Speaking on her way home, Vasquez wore a short, pastel-shaded polyester dress that she struggled to keep from riding up. Smiling, she revealed a mouth of crooked teeth — her biggest flaw, she said. “I would fix them if I could afford it.”
To find clients, Vasquez visits beaches and bars, and also relies on word of mouth.
The women like those who allegedly visited Menendez at the vacation home of his political benefactor, Florida eye doctor Salomon Melgen, rely more on the Internet and intermediaries who put them in touch with rich visitors.
Those women, known as “mega-mamis” don’t consider themselves prostitutes.
“We’re not like the average girl,” said Yaneisy, who asked that her last name be withheld because family members “would kill me if they knew.”
She has a day job, but at night, Yaneisy said, she can charge upward of $500. She convinces men to come visit for a few days or a week in which she stays at a hotel with them, receives gifts and then payment when they leave.
“I have ads on websites. They contact and we chat,” she said, explaining how she finds foreigners.

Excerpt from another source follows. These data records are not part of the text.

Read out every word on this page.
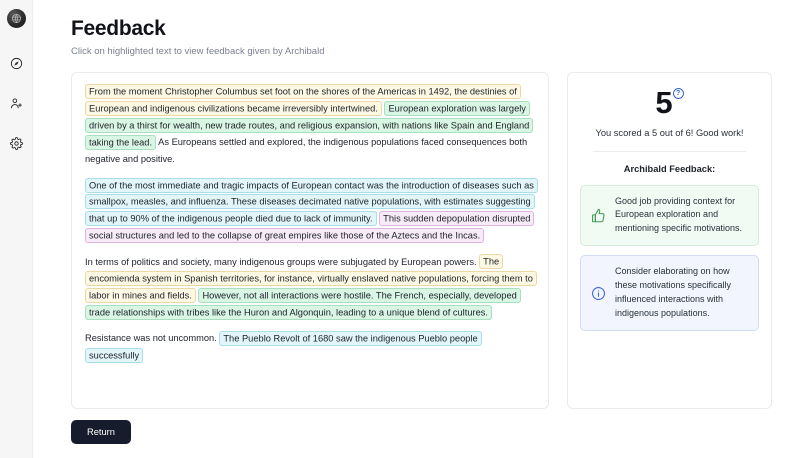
Feedback
Click on highlighted text to view feedback given by Archibald

From the moment Christopher Columbus set foot on the shores of the Americas in 1492, the destinies of European and indigenous civilizations became irreversibly intertwined. European exploration was largely driven by a thirst for wealth, new trade routes, and religious expansion, with nations like Spain and England taking the lead. As Europeans settled and explored, the indigenous populations faced consequences both negative and positive.

One of the most immediate and tragic impacts of European contact was the introduction of diseases such as smallpox, measles, and influenza. These diseases decimated native populations, with estimates suggesting that up to 90% of the indigenous people died due to lack of immunity. This sudden depopulation disrupted social structures and led to the collapse of great empires like those of the Aztecs and the Incas.

In terms of politics and society, many indigenous groups were subjugated by European powers. The encomienda system in Spanish territories, for instance, virtually enslaved native populations, forcing them to labor in mines and fields. However, not all interactions were hostile. The French, especially, developed trade relationships with tribes like the Huron and Algonquin, leading to a unique blend of cultures.

Resistance was not uncommon. The Pueblo Revolt of 1680 saw the indigenous Pueblo people successfully

5 ?
You scored a 5 out of 6! Good work!
Archibald Feedback:
Good job providing context for European exploration and mentioning specific motivations.
Consider elaborating on how these motivations specifically influenced interactions with indigenous populations.
Return
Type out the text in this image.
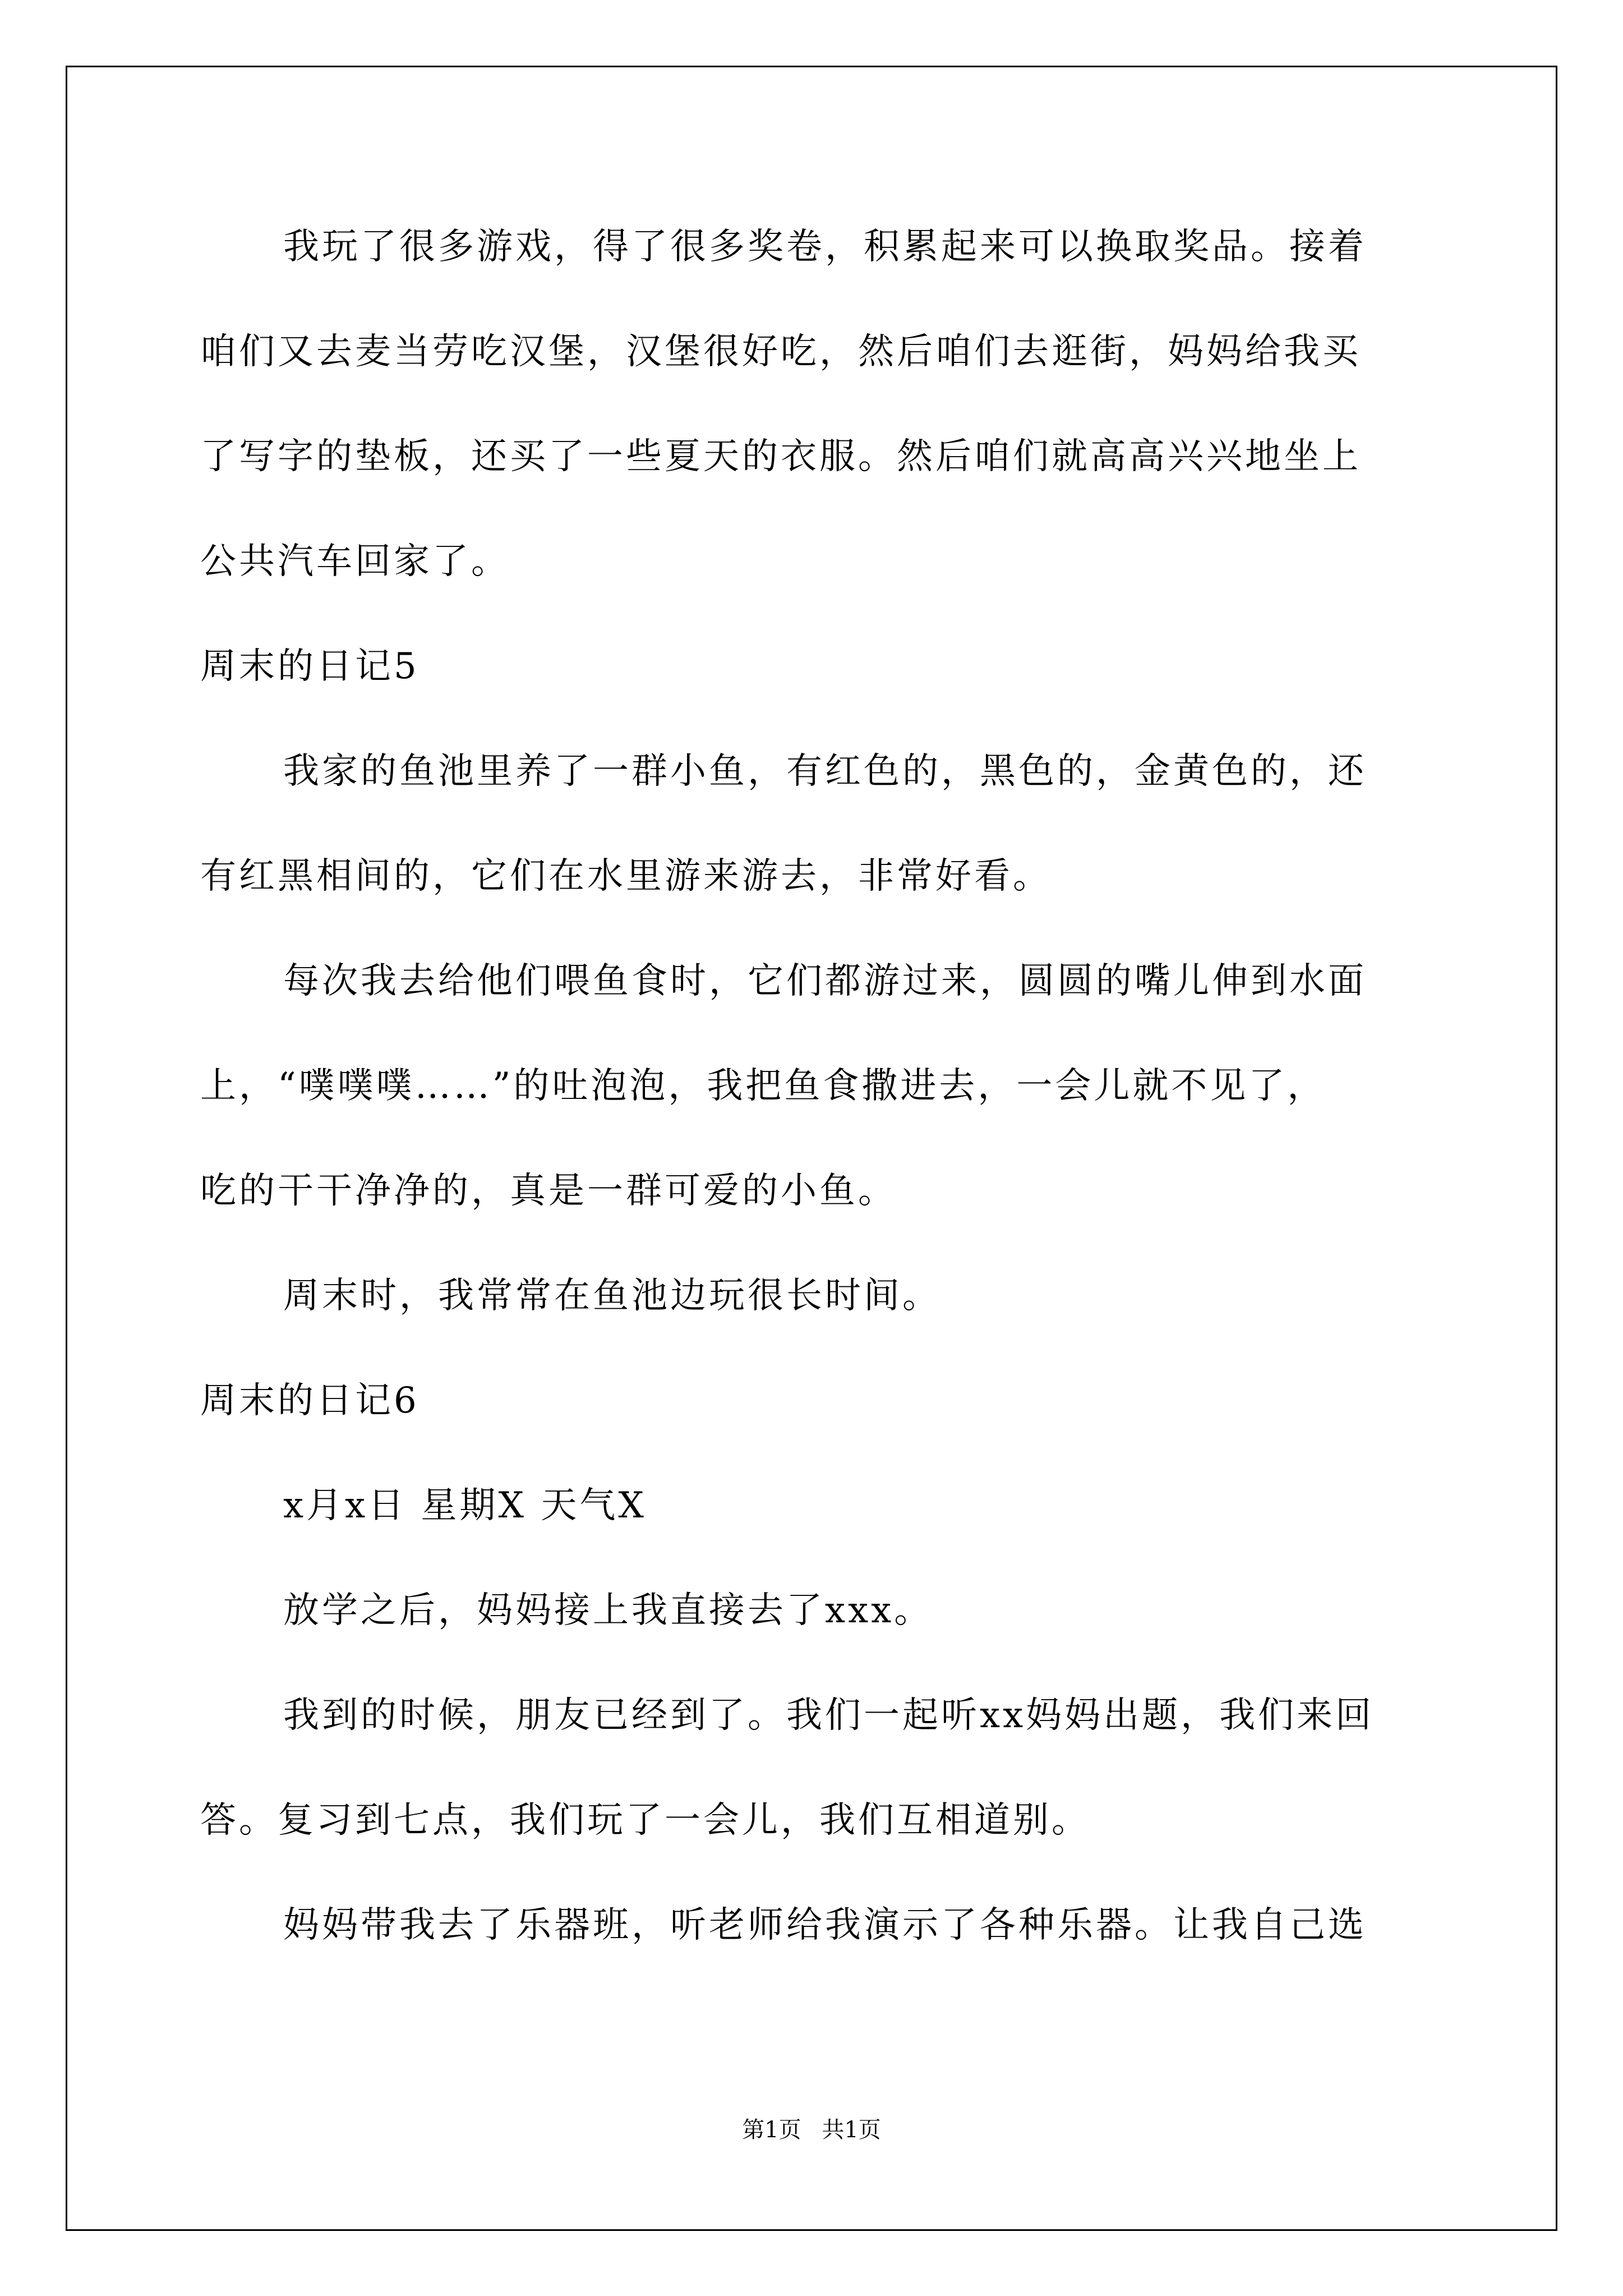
我玩了很多游戏，得了很多奖卷，积累起来可以换取奖品。接着
咱们又去麦当劳吃汉堡，汉堡很好吃，然后咱们去逛街，妈妈给我买
了写字的垫板，还买了一些夏天的衣服。然后咱们就高高兴兴地坐上
公共汽车回家了。
周末的日记5
我家的鱼池里养了一群小鱼，有红色的，黑色的，金黄色的，还
有红黑相间的，它们在水里游来游去，非常好看。
每次我去给他们喂鱼食时，它们都游过来，圆圆的嘴儿伸到水面
上，“噗噗噗……”的吐泡泡，我把鱼食撒进去，一会儿就不见了，
吃的干干净净的，真是一群可爱的小鱼。
周末时，我常常在鱼池边玩很长时间。
周末的日记6
x月x日 星期X 天气X
放学之后，妈妈接上我直接去了xxx。
我到的时候，朋友已经到了。我们一起听xx妈妈出题，我们来回
答。复习到七点，我们玩了一会儿，我们互相道别。
妈妈带我去了乐器班，听老师给我演示了各种乐器。让我自己选
第1页 共1页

For Vasquez, the attraction to the profession is financial. For foreigners, “I’ll do the things that their wives won’t do. And then it’s done. They never have to see me again if they don’t want to,” she said.
Easy, inexpensive
Vasquez recalled one of her best-paying clients: a German tourist who had always dreamed of a night with two women and hired Vasquez and her friend to make it happen.
“We’ve become known as a place where foreigners feel they can come and live out their fantasies,” said Jacqueline Montero, a former prostitute and now executive director of an organization that assists sex workers. “It’s not illegal. … It’s easy and, for tourists, it’s inexpensive.”

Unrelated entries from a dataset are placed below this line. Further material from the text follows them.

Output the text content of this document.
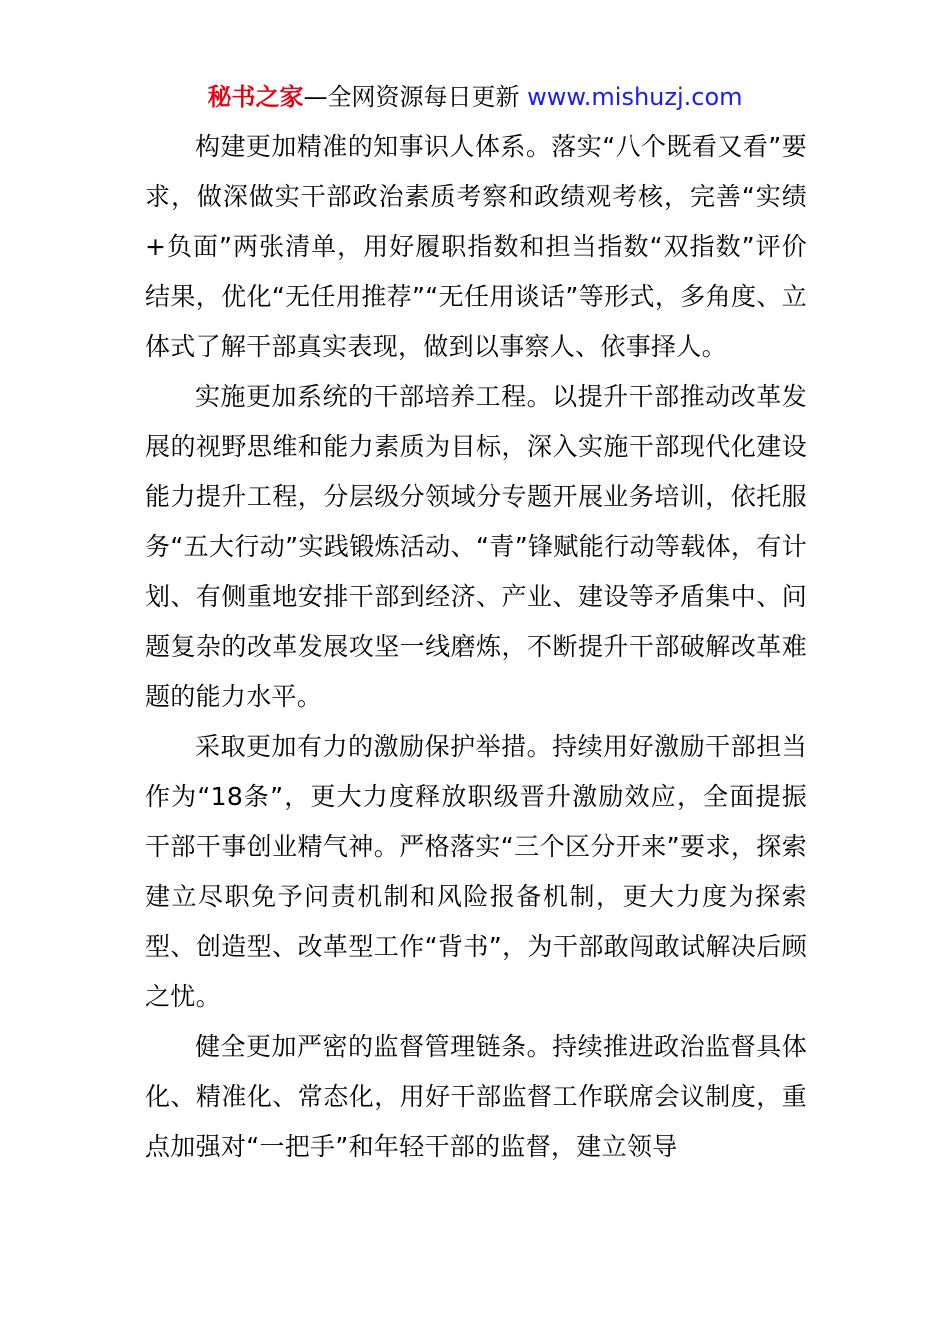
秘书之家—全网资源每日更新 www.mishuzj.com

构建更加精准的知事识人体系。落实“八个既看又看”要求，做深做实干部政治素质考察和政绩观考核，完善“实绩+负面”两张清单，用好履职指数和担当指数“双指数”评价结果，优化“无任用推荐”“无任用谈话”等形式，多角度、立体式了解干部真实表现，做到以事察人、依事择人。

实施更加系统的干部培养工程。以提升干部推动改革发展的视野思维和能力素质为目标，深入实施干部现代化建设能力提升工程，分层级分领域分专题开展业务培训，依托服务“五大行动”实践锻炼活动、“青”锋赋能行动等载体，有计划、有侧重地安排干部到经济、产业、建设等矛盾集中、问题复杂的改革发展攻坚一线磨炼，不断提升干部破解改革难题的能力水平。

采取更加有力的激励保护举措。持续用好激励干部担当作为“18条”，更大力度释放职级晋升激励效应，全面提振干部干事创业精气神。严格落实“三个区分开来”要求，探索建立尽职免予问责机制和风险报备机制，更大力度为探索型、创造型、改革型工作“背书”，为干部敢闯敢试解决后顾之忧。

健全更加严密的监督管理链条。持续推进政治监督具体化、精准化、常态化，用好干部监督工作联席会议制度，重点加强对“一把手”和年轻干部的监督，建立领导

While laws prohibit sex with those under age 18, prostitution is neither illegal nor legal in the Dominican Republic. And although it is practiced openly and widely accepted as legal by police, the legal gray area leaves women powerless.

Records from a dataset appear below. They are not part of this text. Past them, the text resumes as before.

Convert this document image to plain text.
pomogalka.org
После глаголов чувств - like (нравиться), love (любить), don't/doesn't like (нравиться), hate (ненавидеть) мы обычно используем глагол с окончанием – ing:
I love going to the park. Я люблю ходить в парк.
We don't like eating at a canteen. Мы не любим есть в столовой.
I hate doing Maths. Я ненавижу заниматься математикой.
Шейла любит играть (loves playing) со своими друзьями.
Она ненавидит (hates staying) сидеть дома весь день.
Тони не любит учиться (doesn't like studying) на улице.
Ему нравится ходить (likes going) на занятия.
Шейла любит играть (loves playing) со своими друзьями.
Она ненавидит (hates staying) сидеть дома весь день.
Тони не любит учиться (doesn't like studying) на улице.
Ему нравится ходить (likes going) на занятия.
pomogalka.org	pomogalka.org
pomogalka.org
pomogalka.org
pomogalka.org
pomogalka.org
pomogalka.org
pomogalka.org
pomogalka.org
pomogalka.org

“Women are left with no rights, and police take advantage of that. They arrest them or harass them for money,” Montero said.
In Boca Chica, women said the tourism police regularly fleece them. “They come to you — these are guys that you know and see every day, you know them — and all the sudden they detain you,” said a 24-year-old woman who goes by Orchid. She declined to provide her full name for fear of retribution from police. “And then you have to pay or someone you know has to pay to get you out.” That bribe can cost as much as $25, she said.
Asked about the allegation, the local tourism police supervisor waived his hand and said he couldn’t talk to reporters without the public relations office first clearing it.
For Orchid, it wasn’t a deterrent. “Tonight,” she said, scanning a beach of tourists sporting Speedos, “is going to be busy.”